The volunteers at my local stores aren’t paid to be nice, but they are. They fold and place my bargains in recycled bags and talk to me about the weather or what they’re making for dinner. Op shopping is such a pleasant experience that I often wonder how so many people turn up their noses to the idea.
“It’s just yuck that it’s been on someone else’s body” they’ll say while eyeing my $6, designer-brand dress.
There’s a huge stigma associated with op-shops. Maybe it’s because a lot of people don’t know how good the stores actually are. They aren’t just cramped, dusty and gloomy caves where rats, moths and maggots converge. You’ll find no insects that crawl around and snack on pilled ‘flannies’ and faeces-stained denim. And not every item of clothing at an op-shop has been worn by someone dying or dead. Gone are the days where people wore patched-up, hand-me-downs and only donated them to charity when they fell apart.
Welcome to 2017! Most of our op-shops now look like this:
While op-shops are fantastic, there’s no denying that modern op-shops hold a mirror to the dark truth of today’s fashion industry. Apart from the odd vintage item, near-new stock fills the stores I’ve been to. In fact, I have purchased stacks of second-hand clothing with the original tags still on them.
We are buying clothes faster than we can actually wear them which allows fast, cheap, unethical and unsustainable manufacturing methods to remain dominant. Unless we actively seek out sustainable and ethical products, most new clothes are likely to have been manufactured in unthinkable places.

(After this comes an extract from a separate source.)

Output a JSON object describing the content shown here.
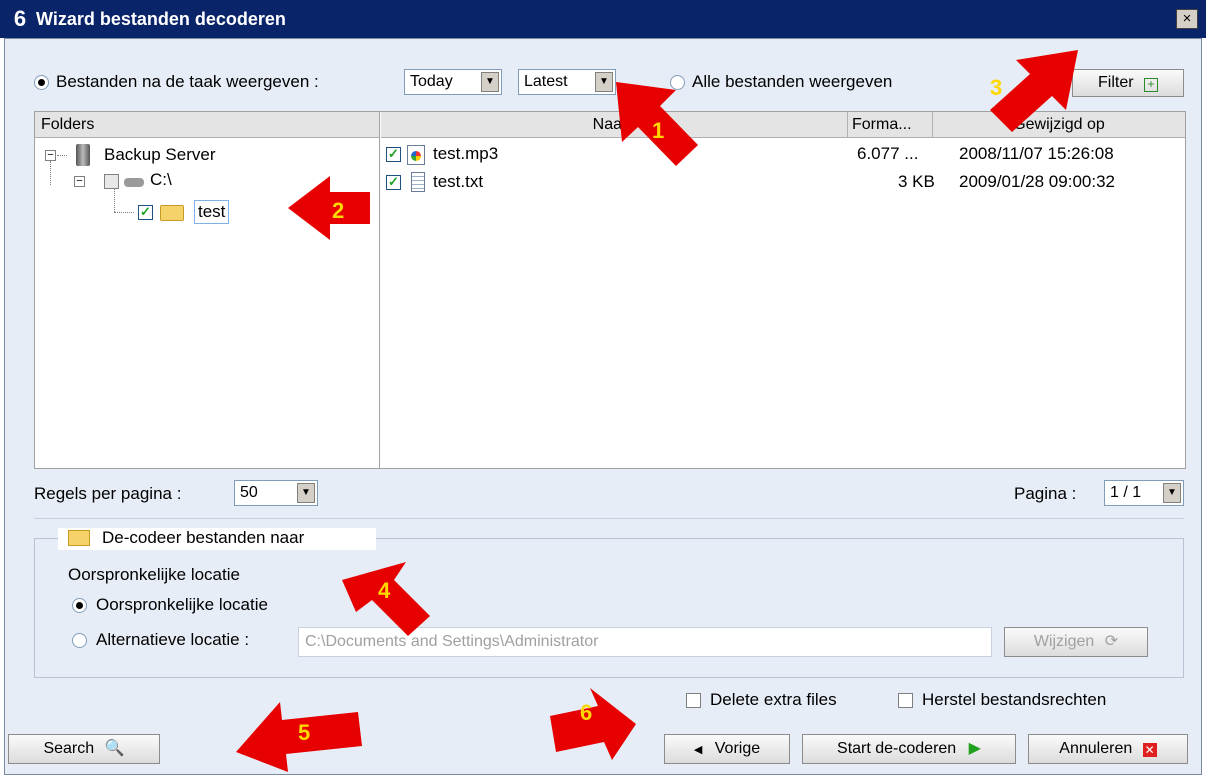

Malpractice is so commonplace within the fast fashion industry, that apps have been invented to let consumers know where and how their clothing is made. It’s hard to believe how poorly people treat other living beings, and the world, just to make a quick buck. Workers can be paid as little as fifty cents an hour, animals are abused and slaughtered for their fur and wool, and fabric dyes often poison the world’s waterways and rivers to the extent of farmers being able to guess the colour of the next fashion season.

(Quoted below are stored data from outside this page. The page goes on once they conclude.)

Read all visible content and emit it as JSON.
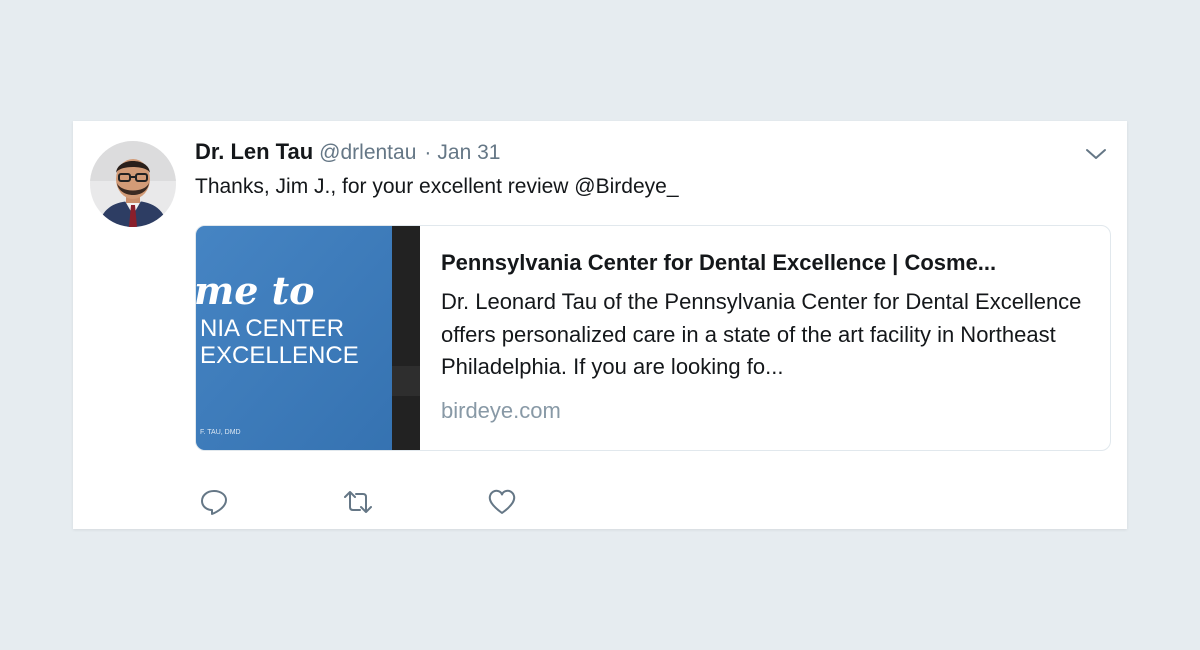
{
  "tweet": {
    "author": {
      "display_name": "Dr. Len Tau",
      "handle": "@drlentau",
      "avatar_icon": "profile-photo"
    },
    "separator": "·",
    "timestamp": "Jan 31",
    "text_prefix": "Thanks, Jim J., for your excellent review ",
    "mention": "@Birdeye_",
    "menu_icon": "chevron-down-icon",
    "link_card": {
      "image_text": {
        "line1": "me to",
        "line2": "NIA CENTER",
        "line3": "EXCELLENCE",
        "small": "F. TAU, DMD"
      },
      "title": "Pennsylvania Center for Dental Excellence | Cosme...",
      "description": "Dr. Leonard Tau of the Pennsylvania Center for Dental Excellence offers personalized care in a state of the art facility in Northeast Philadelphia. If you are looking fo...",
      "domain": "birdeye.com"
    },
    "actions": [
      {
        "name": "reply",
        "icon": "reply-icon"
      },
      {
        "name": "retweet",
        "icon": "retweet-icon"
      },
      {
        "name": "like",
        "icon": "heart-icon"
      }
    ]
  },
  "colors": {
    "background": "#e6ecf0",
    "card": "#ffffff",
    "text_primary": "#14171a",
    "text_secondary": "#657786",
    "domain": "#8899a6",
    "card_image_blue": "#3f7fbf",
    "card_image_dark": "#222222"
  }
}
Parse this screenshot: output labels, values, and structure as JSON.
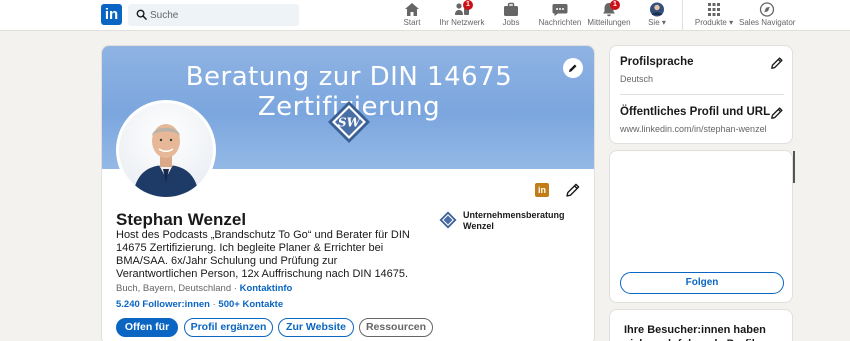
{
  "nav": {
    "logo_text": "in",
    "search_placeholder": "Suche",
    "items": [
      {
        "label": "Start",
        "badge": ""
      },
      {
        "label": "Ihr Netzwerk",
        "badge": "1"
      },
      {
        "label": "Jobs",
        "badge": ""
      },
      {
        "label": "Nachrichten",
        "badge": ""
      },
      {
        "label": "Mitteilungen",
        "badge": "1"
      },
      {
        "label": "Sie",
        "badge": ""
      },
      {
        "label": "Produkte",
        "badge": ""
      },
      {
        "label": "Sales Navigator",
        "badge": ""
      }
    ]
  },
  "profile": {
    "banner_title": "Beratung zur DIN 14675 Zertifizierung",
    "banner_logo_text": "SW",
    "name": "Stephan Wenzel",
    "headline": "Host des Podcasts „Brandschutz To Go“ und Berater für DIN 14675 Zertifizierung. Ich begleite Planer & Errichter bei BMA/SAA. 6x/Jahr Schulung und Prüfung zur Verantwortlichen Person, 12x Auffrischung nach DIN 14675.",
    "location": "Buch, Bayern, Deutschland",
    "contact_link": "Kontaktinfo",
    "followers": "5.240 Follower:innen",
    "connections": "500+ Kontakte",
    "company": "Unternehmensberatung Wenzel",
    "li_badge": "in",
    "buttons": {
      "open_to": "Offen für",
      "add_profile": "Profil ergänzen",
      "website": "Zur Website",
      "resources": "Ressourcen"
    }
  },
  "sidebar": {
    "profile_language_title": "Profilsprache",
    "profile_language_value": "Deutsch",
    "public_profile_title": "Öffentliches Profil und URL",
    "public_profile_url": "www.linkedin.com/in/stephan-wenzel",
    "follow_button": "Folgen",
    "visitors_title": "Ihre Besucher:innen haben sich auch folgende Profile"
  },
  "colors": {
    "brand": "#0a66c2",
    "badge": "#cc1016",
    "banner": "#7ba6de",
    "premium_badge": "#c37d16"
  }
}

People are quick to get rid of clothes. They’re encouraged to ask themselves what items ‘spark joy’ when deciding what to toss into landfill – it’s estimated that the average Australian purchases 27 kilograms of new clothing per year. While I agree with and understand the technique of decluttering, it should be used not only to organise but to reduce the purchasing of new items altogether.
If you’re a good person, but like me, need to quench your unbelievable thirst for fashion every once in a while, maybe it’s time to reconsider where you get your bargains. And to those of you who will continue to diss the idea of op shopping, I retort:
It’s yuck that you’d support an industry that diseases the world, rather than wear something that someone else has worn before you.